KaratBank, a company based in Singapore, has just announced the launch of KaratBank Coins (KBC), a new cryptocurrency it said is tied to gold. But not simply the price of gold, like other currencies — to actual pieces of gold: they're embedded in plastic cards or bank notes. At least, that's how it appears on first sight.
"The KaratBank Coin is designed to be used as a generally accepted electronic payment means for all who consider gold as a traditional, true, secure and value-stable medium," the company's whitepaper reads.
KaratBank is a sister company of KaratBars International, located in Germany. KaratBars actually sells gold in very small amounts (like, 0.1g to 1g bullions), embedded into plastic cards (Karatbars) or cash-like notes (CashGold). The notes are notoriously overpriced: back when 1 gram of gold cost $39.50, the 1g CashGold note cost $65.
According to KaratBank whitepaper, 10,000 KBC can be exchanged for 0.1g CashGold notes.
The pre-initial coin offering has already begun and will continue until March 21, with the main ICO beginning March 22 (1 KBC = $0.05), Coin Telegraph reports.
However, KaratBars International as a company is strongly associated with scams. A simple search for KaratBars in Google returns three links with word "scam" in them on the first page. KaratBars was banned in Canada in 2014 over an Autorité des marchés financiers (AMF) Scam warning.
The Canadian government found that KaratBars implements some sort of multi-level marketing (MLM), or "pyramid" organization that encouraged people to hire new recruits and make money from their sales, promising a return of $15,000 to $136,000 per month.

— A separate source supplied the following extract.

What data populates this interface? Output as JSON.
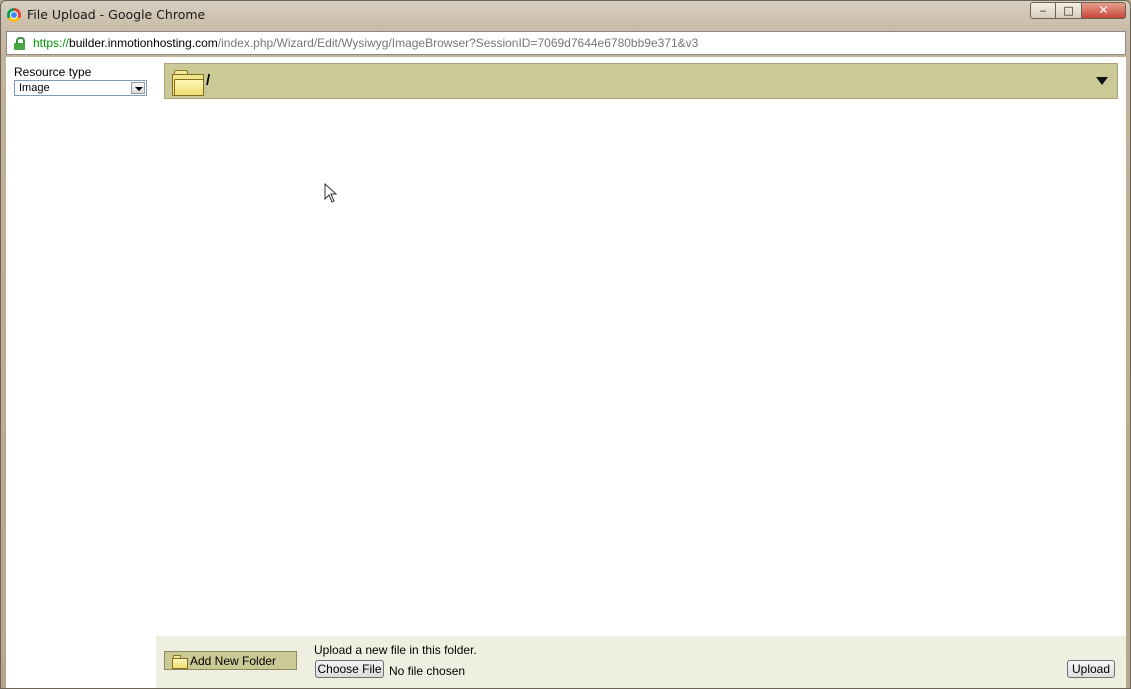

But Is KaratBank is a different story? Well, yes and no. Upon closer look at the company's whitepaper, one finds the following:
"United States of America citizens, residents (tax or otherwise) or green card holders as well as residents of Canada, the People's Republic of China or the Republic of Singapore are not eligible to participate in the KaratBank ICO."
According to the BehindMLM website, the reason for this might lie in the fact that those countries have implemented strict regulations on ICOs, and KaratBank does not want to have anything to do with them.
"ICOs are not illegal in the US or Canada. In the US, though, ICOs are typically considered securities and require registration with the [Securities and Exchange Commission]," the website reads. "Singapore hasn't banned ICOs but it is one of the countries KaratBars International operates in through the shell companies KaratPay and KaratBars Singapore. Singapore regulators shutting those companies down would cripple KaratBars International. Management probably figure it's best not to take any chances."
To operate legally in any jurisdiction, KaratBars International would have to register itself with the appropriate securities regulator in that jurisdiction, which the company seems to want to avoid, raising suspicions.
The website also raises other suspicion. For example, the "investment packages" come with a timed "free membership" period, after which an annual membership fee will be withdrawn.
"A legitimate ICO doesn't have annual membership fees, further differentiating KaratBank Coin from a legitimate cryptocurrency," the website warns.
There is also this really confusing paragraph in the whitepaper:
"The KaratBank Coin is a speculative coin. Although the proceeds from the sale of the KaratBank Coin shall mainly be used for the purchase of CashGold, the KaratBank Coin is not pegged to the purchased CashGold."
What this means, apparently, is that being advertised as a "linked to gold," its actual status as such is at least debatable.
"The whole CashGold voucher exchange thing exists for no other reason than to create the illusion that KBC has something to do with the value of gold," BehinMLM.com reads.
As with any MLM business, the terms and schemes of Karat are convoluted and difficult to understand. With this many warning signs, we would strongly advocate thorough research of KaratBank before investing serious money.